Chemours Co (CC)

Operating return on assets (Operating ROA)

Dec 31, 2023 Dec 31, 2022 Dec 31, 2021 Dec 31, 2020 Dec 31, 2019
Operating income US$ in thousands -245,000 772,000 676,000 367,000 348,000
Total assets US$ in thousands 8,251,000 7,640,000 7,550,000 7,082,000 7,258,000
Operating ROA -2.97% 10.10% 8.95% 5.18% 4.79%

December 31, 2023 calculation

Operating ROA = Operating income ÷ Total assets
= $-245,000K ÷ $8,251,000K
= -2.97%

Chemours Co's operating return on assets (ROA) has fluctuated over the past five years. In 2023, the company experienced a negative operating ROA of -2.97%, indicating that its operating income generated from its assets was insufficient to cover the costs associated with those assets. This negative performance may raise concerns about the company's operational efficiency and profitability.

In the preceding years, Chemours Co exhibited a positive trend in its operating ROA, with 2022 showing a strong performance at 10.10%, significantly higher than the industry average. This suggests that the company was effective in generating operating income relative to its assets during that period.

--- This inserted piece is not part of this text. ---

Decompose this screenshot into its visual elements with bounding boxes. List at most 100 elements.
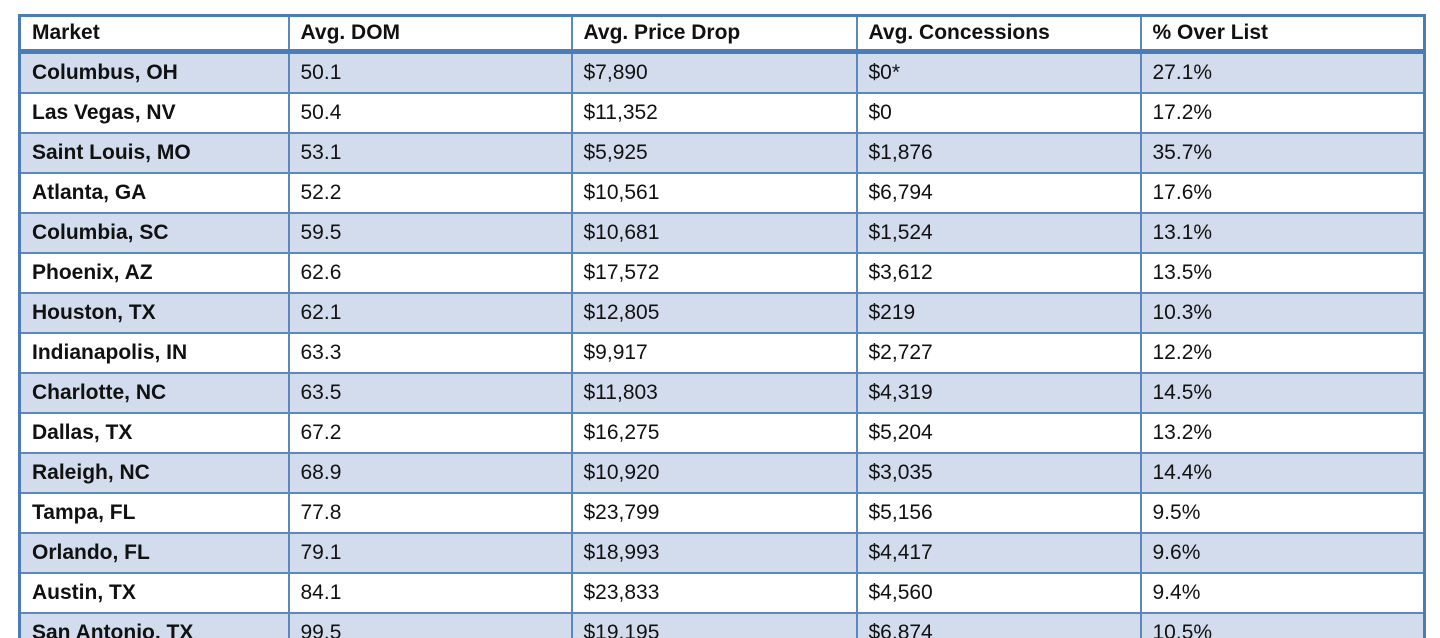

The operating ROA for 2021 and 2020 were also favorable at 8.95% and 5.18% respectively, demonstrating a consistent ability to generate returns from its assets. This is a positive indicator of the company's operational effectiveness and asset utilization.

In 2019, Chemours Co achieved an operating ROA of 4.79%, albeit lower than the subsequent years, still indicating a reasonable performance in generating operating income compared to its assets.

Overall, while Chemours Co's operating ROA has shown variability in recent years, the company has demonstrated an ability to effectively utilize its assets to generate operating income. It is important for the company to address the negative operating ROA in 2023 and implement strategies to improve operational efficiency and profitability moving forward.